私は風船に手を加えてなどいません。誰が、あるいは何がやったのかはわかりませんが、私ではありません。考えるだけで吐き気がします。私は変態ではありません。私は変質者ではありません。でも今や、自分がそうであるように感じてしまいます。何時間もシャワーを浴びても、まだ汚れているように感じます。あの風船に小便をしたのは私ではありません。あなたたちの誰かだとも思いません。

誰も信じてくれないとはわかっていますが、それでも私はやっていません。何故、どのように起きたのかはわかりませんが、私ではありません。

でももう、そんなことは関係ありません。
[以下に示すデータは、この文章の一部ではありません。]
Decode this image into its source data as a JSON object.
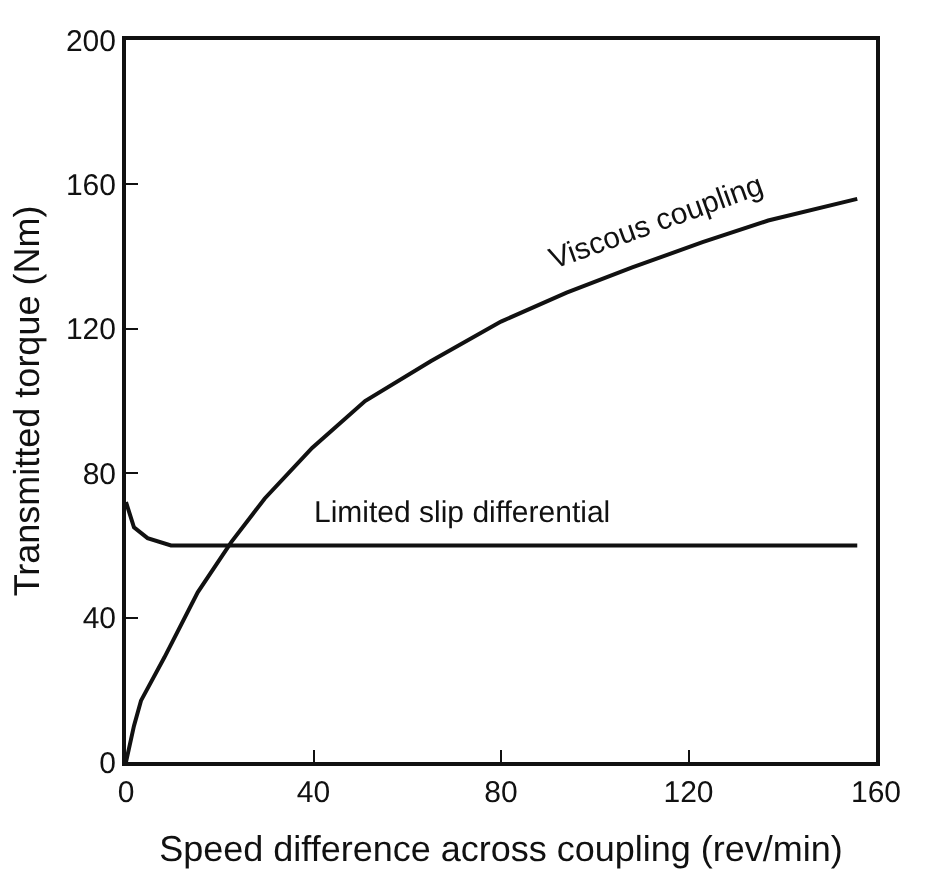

途方に暮れています。みんなが私を嫌います。私の処遇を決めるまで、この部屋に閉じ込められています。せめて、あなたたちの手間を省こうと考えました。

さようなら。


バイアスを防ぐため、人事委員会にこのインシデントについて伝えないことが決定された。

上記の情報全てを考慮した後、人事部門は追加証拠がないことから調査を終了した。目撃証言及び反証となる証拠の欠如のため、本インシデントは懲戒処分に相当すると判断された。

ラナン研究員は自身の行動に対する責任を受け入れる気が明確になく、被害者意識を強めている。このため、直ちに彼の契約を解除し、記憶処理を施すことが必要と判断された。これはサイトの医療棟からの退院後、直ちに実施される。

更新: 2013/6/26
本年の夏季水風船大会では、3名が一切のチームに所属していませんでした。本イベント中、3名の水風船に突然尿が出現しました。異常との関連のため、イベントは無期限に中止されました。

インシデントからの経過期間及び告発が為された周囲の状況のため、ラナン研究員の調査に関与した職員の処罰は不要と判断されました。

ラナン研究員の復職に向けた調査は失敗に終わり、彼の功績を称え名誉博士号が授与されました。ヴェール保護のため、ラナン研究員にこの情報は伝えられていません。